If the surface has already rusted, a restoration kit with a pumice stone, wire brush, high-heat oil, and cloth is the fix. A neglected griddle can almost always be brought back — the write-off point is metal warping from repeated water pooling, not surface rust.
6. Best griddle wind screen: side and rear panels
An overlooked accessory. Griddle burners run at 12,000-25,000 BTU each, and above 10 mph wind the effective heat output at the cook surface drops significantly. A three-sided wind screen (typically two side panels and a rear panel, aluminum or stainless) recovers most of the lost efficiency and also cuts down on flare-up when grease drips catch a gust.
Blackstone sells an official wind screen. Third-party options (Yukon Glory, Onlyfire) offer similar or better rigidity at lower price points.
Common mistakes to avoid
- Buying a universal cover for a specific griddle. Fit gaps at the corners let rain in. Model-specific covers ranked higher every time.
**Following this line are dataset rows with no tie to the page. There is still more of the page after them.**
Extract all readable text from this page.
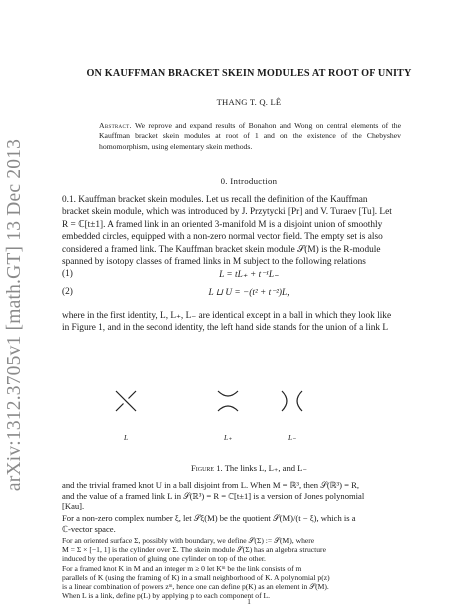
arXiv:1312.3705v1 [math.GT] 13 Dec 2013
ON KAUFFMAN BRACKET SKEIN MODULES AT ROOT OF UNITY
THANG T. Q. LÊ
Abstract. We reprove and expand results of Bonahon and Wong on central elements of the Kauffman bracket skein modules at root of 1 and on the existence of the Chebyshev homomorphism, using elementary skein methods.
0. Introduction
0.1. Kauffman bracket skein modules. Let us recall the definition of the Kauffman
bracket skein module, which was introduced by J. Przytycki [Pr] and V. Turaev [Tu]. Let
R = ℂ[t±1]. A framed link in an oriented 3-manifold M is a disjoint union of smoothly
embedded circles, equipped with a non-zero normal vector field. The empty set is also
considered a framed link. The Kauffman bracket skein module 𝒮(M) is the R-module
spanned by isotopy classes of framed links in M subject to the following relations
(1)	L = tL₊ + t⁻¹L₋
(2)	L ⊔ U = −(t² + t⁻²)L,
where in the first identity, L, L₊, L₋ are identical except in a ball in which they look like
in Figure 1, and in the second identity, the left hand side stands for the union of a link L
L	L₊	L₋
Figure 1. The links L, L₊, and L₋
and the trivial framed knot U in a ball disjoint from L. When M = ℝ³, then 𝒮(ℝ³) = R,
and the value of a framed link L in 𝒮(ℝ³) = R = ℂ[t±1] is a version of Jones polynomial
[Kau].
1
For a non-zero complex number ξ, let 𝒮ξ(M) be the quotient 𝒮(M)/(t − ξ), which is a
ℂ-vector space.
For an oriented surface Σ, possibly with boundary, we define 𝒮(Σ) := 𝒮(M), where
M = Σ × [−1, 1] is the cylinder over Σ. The skein module 𝒮(Σ) has an algebra structure
induced by the operation of gluing one cylinder on top of the other.
For a framed knot K in M and an integer m ≥ 0 let Kᵐ be the link consists of m
parallels of K (using the framing of K) in a small neighborhood of K. A polynomial p(z)
is a linear combination of powers zᵐ, hence one can define p(K) as an element in 𝒮(M).
When L is a link, define p(L) by applying p to each component of L.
- Skipping the grease liners. Congealed grease is the number one reason a rear drawer sticks and a griddle owner stops using it.
- Using olive oil to season. Smoke point too low, polymerization uneven. Use a food-grade griddle seasoning oil or high-heat vegetable blend.
- Storing the griddle uncovered outdoors. UV degrades the cook surface finish, rain rusts the metal, and dust contaminates the season layer.
- Buying every accessory kit sold. The Uniflasy 35-piece plus a model-specific hardcover plus seasoning kit covers 95 percent of what most owners need. Everything after that is diminishing returns.
Frequently asked questions
How often do I need to re-season a griddle?
A light re-season every 10-20 cooks keeps the surface in good shape. A full re-season after every winter storage cycle. If food starts sticking or the surface color goes patchy, it is time.
Can I use my Blackstone spatula on a Traeger Flatrock?
Yes. Griddle spatulas are cross-brand compatible. Only covers, grease drawer liners, and windscreens have brand-specific fit concerns.
Is the Uniflasy 35-piece kit worth it over buying a la carte?
For a first-time buyer, yes. The per-piece cost is lower than assembling the same set from individual purchases, and the storage bag alone is worth $15-20 of the price.
Do I need a wind screen if I use my griddle in a covered patio?
Probably not. If the patio blocks wind from three sides, the burners already run at rated efficiency. Wind screens matter for open-yard installations.
What is the difference between a griddle cover and a griddle hardcover?
A soft cover is a fabric or vinyl wrap that goes over the whole griddle when not in use. A hardcover is a metal (usually aluminum) hood that closes over the cook surface only, letting you cover the griddle while the cart, burners, and undercarriage remain exposed. Most owners want both: hardcover for daily use, soft cover for winter storage.
Bottom line
The highest-ranking griddle accessory investments are: a full starter kit (Uniflasy 35-piece), a model-specific hardcover, grease liners for your drawer or cup design, and a seasoning maintenance kit. Everything else — wind screens, specialist single spatulas, upgraded burger presses — is worth adding based on how you actually cook. Match the accessory to the way you use the griddle and the ROI is real.